We shuffle with differing diets, changing medications, exercise regimen, surgical procedures, technological innovations and altered philosophies creating confusion and suspicion among the hapless patients. The controversies about high-carb-no-carb diet, good or bad coconut oil, the role of supplements like coenzymes, garlic or turmeric, or trace metals, functions of cholesterol, theories about diabetes or acidosis are disgracefully uncomforting. It is awkward and impractical to keep track of the ever-changing explanations and updating our habits.

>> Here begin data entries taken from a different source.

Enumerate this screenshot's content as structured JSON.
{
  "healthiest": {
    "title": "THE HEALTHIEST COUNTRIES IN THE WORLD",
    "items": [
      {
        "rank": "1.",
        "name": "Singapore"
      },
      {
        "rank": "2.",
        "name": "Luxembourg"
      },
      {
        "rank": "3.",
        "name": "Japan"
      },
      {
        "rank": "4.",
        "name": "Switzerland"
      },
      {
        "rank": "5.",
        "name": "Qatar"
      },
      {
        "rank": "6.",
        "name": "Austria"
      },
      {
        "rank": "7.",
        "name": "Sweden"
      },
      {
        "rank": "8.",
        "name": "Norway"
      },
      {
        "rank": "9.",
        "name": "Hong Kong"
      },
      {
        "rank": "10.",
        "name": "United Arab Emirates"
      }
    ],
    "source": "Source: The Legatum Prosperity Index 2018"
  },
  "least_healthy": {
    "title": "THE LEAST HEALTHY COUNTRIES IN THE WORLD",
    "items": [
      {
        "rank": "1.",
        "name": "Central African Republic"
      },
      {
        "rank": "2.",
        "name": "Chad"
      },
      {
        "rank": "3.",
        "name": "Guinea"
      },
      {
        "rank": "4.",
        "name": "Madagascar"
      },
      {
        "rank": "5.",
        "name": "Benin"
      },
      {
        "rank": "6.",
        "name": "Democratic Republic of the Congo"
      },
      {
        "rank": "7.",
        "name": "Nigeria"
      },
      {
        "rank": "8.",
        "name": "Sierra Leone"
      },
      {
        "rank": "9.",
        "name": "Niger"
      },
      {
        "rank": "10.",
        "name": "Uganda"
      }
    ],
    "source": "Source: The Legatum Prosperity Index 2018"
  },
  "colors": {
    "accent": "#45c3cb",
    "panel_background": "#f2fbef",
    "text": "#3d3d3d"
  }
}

Like a staged presentation of epic Mahabharata, where many players arrive, perform and move on, handling our health and life has become an ongoing drama meddling with an abundance of information (thanks to Google) that are hard to comprehend and often confusing. Having said that, in general, we are doing better, and living longer. The acceptance by the West of our old practice of yoga, and meditation, along with a curiosity in the vegetarian diet and Ayurvedic line of treatment are encouraging signs.
In an overall attempt to understand the elemental essence about life and living, it may be comforting to accept with humility that there is a higher authority in charge of our management and an essential practice of moderation in everything, enjoying what is appealing to our senses but not in excess, as we focus on rehearsing our minds to stay alert and tranquil.